Nick Spitzer is Louisiana’s first official folklorist. He founded the Louisiana Folklife Program, is the senior folklife specialist for the Smithsonian and is an American studies professor at Tulane University.
“American Routes” is a weekly two-hour public radio program produced in New Orleans. It covers a broad range of American music including blues, jazz, gospel, soul, old-time country, rockabilly, Cajun, zydeco, Tejano, Latin, roots rock, pop, avant-garde and classical. The show reaches about a million listeners each week on over 225 stations and via it’s website.
Nicholls hosted Spitzer for the day where he held a question and answer session with students in the morning at Le Bijou theater, and a lecture at night, to discuss his radio show.

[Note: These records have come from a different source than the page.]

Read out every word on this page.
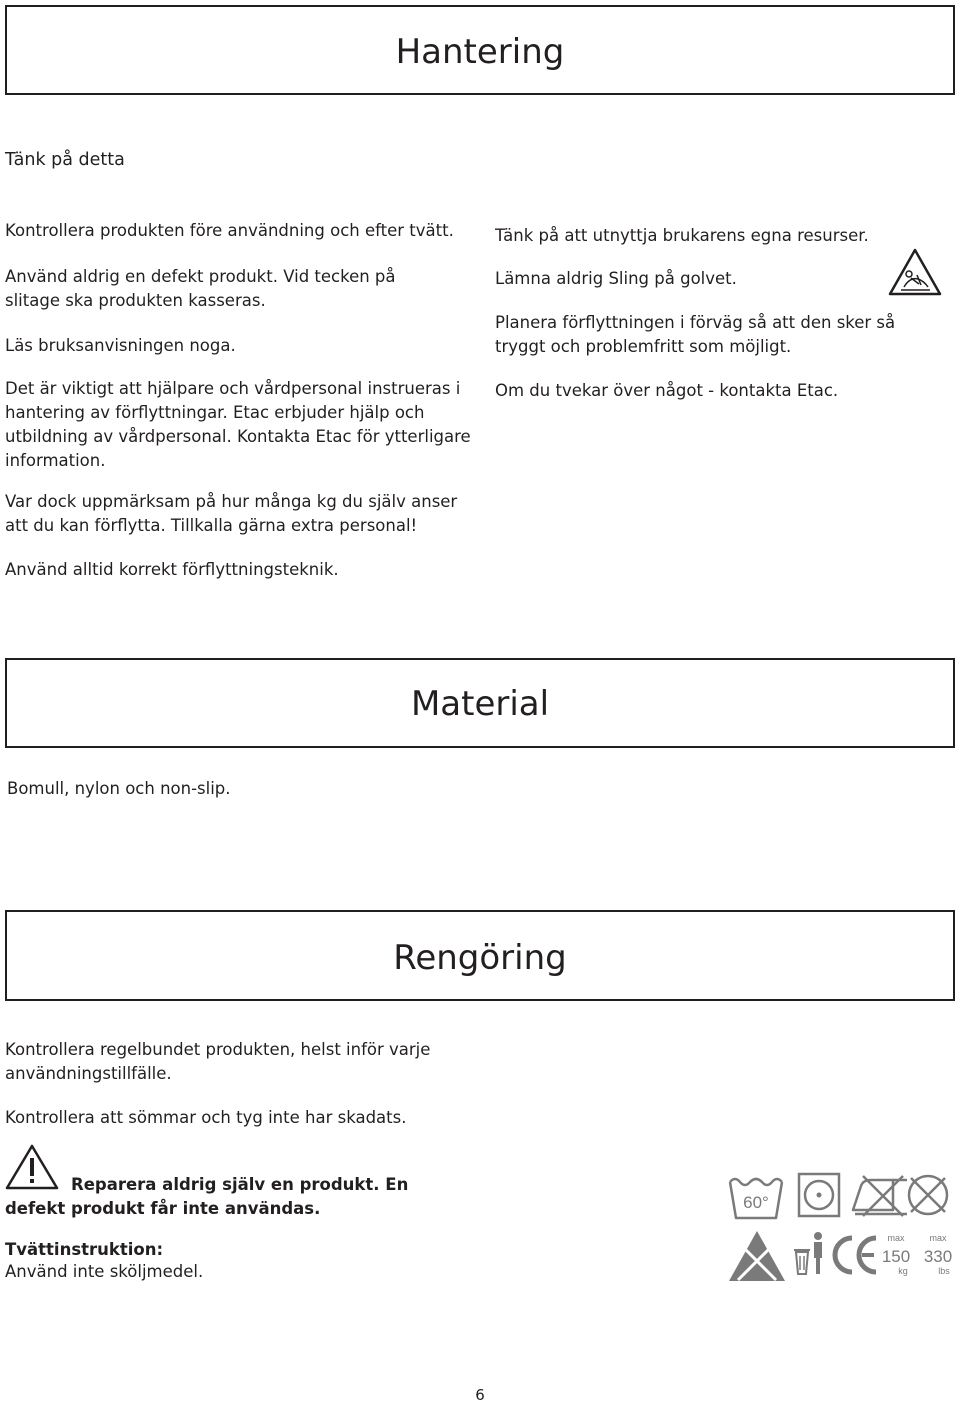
Hantering
Tänk på detta
Kontrollera produkten före användning och efter tvätt.
Använd aldrig en defekt produkt. Vid tecken på slitage ska produkten kasseras.
Läs bruksanvisningen noga.
Det är viktigt att hjälpare och vårdpersonal instrueras i hantering av förflyttningar. Etac erbjuder hjälp och utbildning av vårdpersonal. Kontakta Etac för ytterligare information.
Tänk på att utnyttja brukarens egna resurser.
Lämna aldrig Sling på golvet.
Planera förflyttningen i förväg så att den sker så tryggt och problemfritt som möjligt.
Om du tvekar över något - kontakta Etac.
Var dock uppmärksam på hur många kg du själv anser att du kan förflytta. Tillkalla gärna extra personal!
Använd alltid korrekt förflyttningsteknik.
Material
Bomull, nylon och non-slip.
Rengöring
Kontrollera regelbundet produkten, helst inför varje användningstillfälle.
Kontrollera att sömmar och tyg inte har skadats.
Reparera aldrig själv en produkt. En defekt produkt får inte användas.
Tvättinstruktion:
Använd inte sköljmedel.
60°
max
150
kg
max
330
lbs
6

Both forums were free and open to the public. Shana Walton, assistant professor of English at Nicholls, introduced Spitzer to the Nicholls community.
“He is shaping the craft of narrative and explication and creating an archive of American history and culture,” Walton said.
Spitzer explained that he always wanted to find an America where there is tradition and continuity but also creativity. He showed how his work in creole communities in Louisiana influenced his way of thinking about culture and life.
Spitzer also explained how his show counts on having people who are well-known to draw an audience, but to also find out more things than just the latest record or what is happening in show business. Some artists he has interviewed in the past include Willie Nelson, Tom Waits, B.B. King, Dr. John, Dave Brubeck, Abbey Lincoln, Elvis Costello, Ray Charles, Randy Newman, McCoy Tyner, Lucinda Williams, Rufus Thomas, Jerry Lee Lewis and others.
“The reverse is that we try to present people you have never heard of in the folklore perspective on the local culture and community,” Spitzer said. “We look for a universal and humanistic narrative from people.”
Spitzer talked about a special Halloween broadcast of the show called “Hallows and Harvest” which was aired on Sunday. It featured an interview from Houma Indian carver and instrument-maker, Ivy Billiot, about the Rougaru and the spirit world.
“It is something we recorded years ago but just decided that we can respectfully present it during the hallows, a time for spirits,” Spitzer said.
The Fletcher Lecture series has been a Nicholls tradition since 1985. Each lecture has contributed to teaching the Nicholls community about the culture of South Louisiana.